Kariyerimde en çok kendimi geliştirme merakımın etkisini deneyimledim ancak gerçekte aşağıdakilerin hepsinin etkisi var ve iç içe.
Siz? Kariyer yönetiminde en çok hangisinin etkisini deneyimlediniz?
- Ne istediğimizi bilmek
- Yetkinliklerimiz
- Mülakat becerilerimiz
- Özgeçmişimiz
- İş arama yöntemleri bilgimiz
- Geçmiş davranışlarımız
- Kendimizi geliştirme merakımız
- İş ilişkilerimiz
- Bilgi ve becerilerimiz
- Geri bildirime açıklığımız
- Hepsi!
Her seferinde hikayemi yeniden yazdım ve yazmaya devam ediyorum. Gayretim her zaman bulunduğum ortama değer katabilmek olmuştur.
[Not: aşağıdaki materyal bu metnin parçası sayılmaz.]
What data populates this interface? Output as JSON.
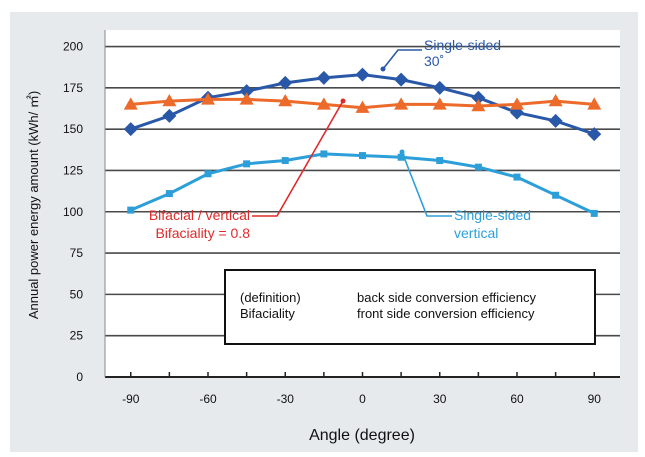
{
  "chart_data": {
    "type": "line",
    "xlabel": "Angle (degree)",
    "ylabel": "Annual power energy amount (kWh/ ㎡)",
    "xlim": [
      -100,
      100
    ],
    "ylim": [
      0,
      210
    ],
    "x_ticks": [
      -90,
      -60,
      -30,
      0,
      30,
      60,
      90
    ],
    "y_ticks": [
      0,
      25,
      50,
      75,
      100,
      125,
      150,
      175,
      200
    ],
    "grid": "horizontal",
    "series": [
      {
        "key": "single30",
        "color": "#2a58a8",
        "marker": "diamond",
        "x": [
          -90,
          -75,
          -60,
          -45,
          -30,
          -15,
          0,
          15,
          30,
          45,
          60,
          75,
          90
        ],
        "values": [
          150,
          158,
          169,
          173,
          178,
          181,
          183,
          180,
          175,
          169,
          160,
          155,
          147
        ]
      },
      {
        "key": "bifacial",
        "color": "#ec6a2a",
        "marker": "triangle",
        "x": [
          -90,
          -75,
          -60,
          -45,
          -30,
          -15,
          0,
          15,
          30,
          45,
          60,
          75,
          90
        ],
        "values": [
          165,
          167,
          168,
          168,
          167,
          165,
          163,
          165,
          165,
          164,
          165,
          167,
          165
        ]
      },
      {
        "key": "singlevert",
        "color": "#2c9fd9",
        "marker": "square",
        "x": [
          -90,
          -75,
          -60,
          -45,
          -30,
          -15,
          0,
          15,
          30,
          45,
          60,
          75,
          90
        ],
        "values": [
          101,
          111,
          123,
          129,
          131,
          135,
          134,
          133,
          131,
          127,
          121,
          110,
          99
        ]
      }
    ],
    "annotations": {
      "single30": {
        "line1": "Single-sided",
        "line2": "30˚",
        "color": "#2a58a8"
      },
      "bifacial": {
        "line1": "Bifacial / vertical",
        "line2": "Bifaciality = 0.8",
        "color": "#e02a2a"
      },
      "singlevert": {
        "line1": "Single-sided",
        "line2": "vertical",
        "color": "#2c9fd9"
      }
    },
    "definition_box": {
      "left_line1": "(definition)",
      "left_line2": "Bifaciality",
      "right_line1": "back side conversion efficiency",
      "right_line2": "front side conversion efficiency"
    }
  }
}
Kariyer başarıma etki eden kişisel farkındalığım, bitmeyen merakım, kimseler bu kadar konuşmazken 2005 yıllarında aldığım duygusal zeka eğitimlerim, hedef belirleme motivasyonum, nitelikli iş bilgim etkili olmuştur.
Hikayelerimi sansürsüz anlatabiliyorum. Bedenimi ve ruhumu dinleyebiliyorum. Ben zamanlarım var ve kıymetli. İyi ki hep kalbimle beynim paralel çalışıyor…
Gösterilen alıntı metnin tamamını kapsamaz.